Si sono fatti tanti appelli femministi in quei giorni, così come se ne sono fatti tanti quest’anno sul fronte musicale, vedi il Primavera Sound, che per la prima volta ha voluto un cartellone per metà femminile. Tu che ne pensi?
È difficile da spiegare il mio pensiero a questo proposito, in giro c’è troppa suscettibilità, sembra non si possa più dire niente senza che qualcuno si arrabbi o ci resti male. Ma ci provo: io sono convinta che uomini e donne siano estremamente diversi, abbiano un istinto completamente differente e impossibile da mettere a paragone. Questo fa sì che non senta in me quel tipo di spirito femminista che vuole raggiungere la parità tra i sessi seguendo lo stesso cammino degli uomini, né amo le quote rosa. Io sono io, cerco e mi vivo la mia libertà, ma come donna voglio essere protetta da un uomo, ne ho bisogno.

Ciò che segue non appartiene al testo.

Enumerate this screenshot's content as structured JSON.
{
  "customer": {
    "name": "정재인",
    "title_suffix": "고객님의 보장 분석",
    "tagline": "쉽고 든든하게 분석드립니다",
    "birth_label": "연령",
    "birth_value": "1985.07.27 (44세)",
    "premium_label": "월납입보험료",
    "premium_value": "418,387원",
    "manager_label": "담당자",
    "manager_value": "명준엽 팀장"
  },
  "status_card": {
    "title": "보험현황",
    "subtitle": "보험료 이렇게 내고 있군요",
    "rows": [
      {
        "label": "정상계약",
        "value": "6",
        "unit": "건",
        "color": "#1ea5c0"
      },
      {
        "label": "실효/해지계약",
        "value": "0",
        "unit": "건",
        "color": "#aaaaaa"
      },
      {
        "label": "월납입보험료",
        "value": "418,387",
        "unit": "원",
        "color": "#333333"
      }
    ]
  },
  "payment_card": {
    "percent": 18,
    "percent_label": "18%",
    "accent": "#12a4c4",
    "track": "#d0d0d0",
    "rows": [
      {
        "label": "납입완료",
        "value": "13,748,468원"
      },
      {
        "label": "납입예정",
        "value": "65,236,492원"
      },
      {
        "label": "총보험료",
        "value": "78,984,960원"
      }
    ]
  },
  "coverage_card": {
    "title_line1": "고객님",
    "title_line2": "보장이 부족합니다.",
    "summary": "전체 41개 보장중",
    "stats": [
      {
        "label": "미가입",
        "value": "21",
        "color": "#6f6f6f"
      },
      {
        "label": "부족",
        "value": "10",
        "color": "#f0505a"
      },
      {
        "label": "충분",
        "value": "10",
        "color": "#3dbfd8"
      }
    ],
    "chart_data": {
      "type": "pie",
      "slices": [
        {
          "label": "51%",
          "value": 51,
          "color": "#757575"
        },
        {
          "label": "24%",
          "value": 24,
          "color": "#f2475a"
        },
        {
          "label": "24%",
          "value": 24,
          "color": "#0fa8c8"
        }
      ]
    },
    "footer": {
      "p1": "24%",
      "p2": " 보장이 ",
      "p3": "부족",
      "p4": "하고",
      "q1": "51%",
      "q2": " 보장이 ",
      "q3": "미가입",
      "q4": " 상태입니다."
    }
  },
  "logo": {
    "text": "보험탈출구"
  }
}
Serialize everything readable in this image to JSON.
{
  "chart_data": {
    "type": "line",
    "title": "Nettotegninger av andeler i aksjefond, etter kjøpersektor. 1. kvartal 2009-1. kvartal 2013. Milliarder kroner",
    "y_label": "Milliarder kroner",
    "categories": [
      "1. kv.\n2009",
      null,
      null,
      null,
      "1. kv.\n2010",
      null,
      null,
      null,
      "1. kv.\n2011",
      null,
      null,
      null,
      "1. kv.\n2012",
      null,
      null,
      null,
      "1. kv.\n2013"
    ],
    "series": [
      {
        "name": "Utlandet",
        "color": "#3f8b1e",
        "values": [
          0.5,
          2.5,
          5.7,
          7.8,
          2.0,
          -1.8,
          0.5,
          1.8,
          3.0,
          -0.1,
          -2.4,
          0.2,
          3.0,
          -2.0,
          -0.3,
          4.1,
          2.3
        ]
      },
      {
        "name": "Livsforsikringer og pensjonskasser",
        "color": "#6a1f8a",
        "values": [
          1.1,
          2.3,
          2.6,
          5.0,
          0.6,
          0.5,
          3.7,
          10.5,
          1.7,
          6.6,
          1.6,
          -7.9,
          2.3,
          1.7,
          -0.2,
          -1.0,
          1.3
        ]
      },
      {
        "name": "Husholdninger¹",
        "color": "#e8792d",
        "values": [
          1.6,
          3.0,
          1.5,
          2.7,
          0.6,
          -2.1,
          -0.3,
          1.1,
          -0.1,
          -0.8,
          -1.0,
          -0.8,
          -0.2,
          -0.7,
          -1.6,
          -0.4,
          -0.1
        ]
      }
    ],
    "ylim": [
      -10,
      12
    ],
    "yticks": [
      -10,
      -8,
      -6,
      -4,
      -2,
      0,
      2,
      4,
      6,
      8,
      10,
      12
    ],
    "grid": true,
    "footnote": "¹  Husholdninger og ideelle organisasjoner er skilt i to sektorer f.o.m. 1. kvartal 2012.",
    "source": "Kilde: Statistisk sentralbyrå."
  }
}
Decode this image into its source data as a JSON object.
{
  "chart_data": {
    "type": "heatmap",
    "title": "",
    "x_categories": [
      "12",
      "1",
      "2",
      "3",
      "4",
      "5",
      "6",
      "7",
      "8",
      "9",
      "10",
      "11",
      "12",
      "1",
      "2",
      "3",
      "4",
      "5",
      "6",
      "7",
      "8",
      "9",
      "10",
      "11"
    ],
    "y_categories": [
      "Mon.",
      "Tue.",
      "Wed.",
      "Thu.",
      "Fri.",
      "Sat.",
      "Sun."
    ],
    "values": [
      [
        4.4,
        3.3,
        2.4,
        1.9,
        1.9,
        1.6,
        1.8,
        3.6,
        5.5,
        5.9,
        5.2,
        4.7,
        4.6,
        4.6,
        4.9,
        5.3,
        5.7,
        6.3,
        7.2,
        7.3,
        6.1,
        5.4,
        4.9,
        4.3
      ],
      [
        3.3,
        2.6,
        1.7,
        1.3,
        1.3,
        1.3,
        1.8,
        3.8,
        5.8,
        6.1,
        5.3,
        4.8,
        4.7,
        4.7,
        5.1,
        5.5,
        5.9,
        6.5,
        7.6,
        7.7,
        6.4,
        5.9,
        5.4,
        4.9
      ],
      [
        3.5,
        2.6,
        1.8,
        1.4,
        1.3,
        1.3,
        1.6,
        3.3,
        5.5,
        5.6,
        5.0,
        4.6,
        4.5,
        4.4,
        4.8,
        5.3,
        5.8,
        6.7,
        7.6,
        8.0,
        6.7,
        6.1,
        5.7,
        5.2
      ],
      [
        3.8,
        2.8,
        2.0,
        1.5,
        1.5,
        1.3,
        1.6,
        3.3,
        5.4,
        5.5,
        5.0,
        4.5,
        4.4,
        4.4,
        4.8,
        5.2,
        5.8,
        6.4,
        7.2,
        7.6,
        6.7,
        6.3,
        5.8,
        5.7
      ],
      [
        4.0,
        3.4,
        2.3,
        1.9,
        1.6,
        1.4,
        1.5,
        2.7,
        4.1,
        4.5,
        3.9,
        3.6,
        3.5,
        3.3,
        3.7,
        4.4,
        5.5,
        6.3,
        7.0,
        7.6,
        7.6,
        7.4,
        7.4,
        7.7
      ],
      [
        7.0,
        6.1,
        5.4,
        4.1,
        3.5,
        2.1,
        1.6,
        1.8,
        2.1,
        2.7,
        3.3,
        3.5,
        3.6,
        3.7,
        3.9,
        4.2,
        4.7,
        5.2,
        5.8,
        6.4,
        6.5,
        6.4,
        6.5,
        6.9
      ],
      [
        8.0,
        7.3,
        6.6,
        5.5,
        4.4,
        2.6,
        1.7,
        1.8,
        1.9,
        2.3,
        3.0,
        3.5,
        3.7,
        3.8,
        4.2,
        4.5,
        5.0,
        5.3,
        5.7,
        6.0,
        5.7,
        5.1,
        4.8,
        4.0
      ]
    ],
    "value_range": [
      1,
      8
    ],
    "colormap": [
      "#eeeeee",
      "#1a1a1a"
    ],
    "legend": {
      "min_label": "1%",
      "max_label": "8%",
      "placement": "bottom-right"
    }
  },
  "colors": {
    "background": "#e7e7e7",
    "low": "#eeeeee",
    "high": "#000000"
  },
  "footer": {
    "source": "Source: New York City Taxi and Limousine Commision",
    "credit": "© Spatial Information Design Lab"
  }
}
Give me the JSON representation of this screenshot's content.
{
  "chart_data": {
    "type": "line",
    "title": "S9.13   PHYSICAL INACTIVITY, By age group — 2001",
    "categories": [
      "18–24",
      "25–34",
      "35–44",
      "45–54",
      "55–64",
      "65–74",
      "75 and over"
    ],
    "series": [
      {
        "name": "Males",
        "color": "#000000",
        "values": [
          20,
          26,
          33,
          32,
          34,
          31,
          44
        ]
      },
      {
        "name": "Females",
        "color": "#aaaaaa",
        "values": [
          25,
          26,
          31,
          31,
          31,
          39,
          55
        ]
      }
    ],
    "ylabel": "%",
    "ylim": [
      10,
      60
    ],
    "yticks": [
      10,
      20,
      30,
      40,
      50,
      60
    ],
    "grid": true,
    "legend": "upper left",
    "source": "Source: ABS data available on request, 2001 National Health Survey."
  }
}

È la prospettiva di una donna andata via dal Giappone giovanissima.
Avevo 18 anni, andavo ancora a scuola. Fu John Lurie (attore, pittore, musicista, co-fondatore dei Lounge Lizards; ndr) a convincermi a lasciare tutto per volare a New York, è grazie a lui che ho incontrato Amedeo e Simone, ma in realtà andare via era ciò che sognavo da sempre. Mi faceva soffrire stare là: sono sempre stata vista come un qualcosa di troppo che si frapponeva tra i miei genitori. Tuttora molto uniti, tra di loro non ci sono spazi. Ho avuto un’infanzia molto dura, a volte penso sia stato il periodo più pericoloso della mia vita.

Ma sei qui, con i Blonde Redhead e ora anche da solista.
Non è sempre facile. Sai, quando inizi a fare musica, se riesci a conquistare un tuo pubblico, quasi ti viene da pensare “ma cosa vuole questa gente?”. Perlomeno per me era così. Con il tempo, però, diventi dipendente dagli apprezzamenti, dagli elogi, dall’amore dei fan, e può capitare che ti convinca che il tuo valore personale come artista e il valore delle tua musica corrispondano unicamente a quanto espresso dal giudizio altrui. Essere artisti è anche questo, diventare la musica che si fa; solo che se sei la musica che fai, quando quella musica viene criticata da qualcuno sei tu a rimanere ferito. E questa è una trappola pericolosa per la mente, a volte mi ha reso debole. Adult Baby è anche quella debolezza trasformata in forza.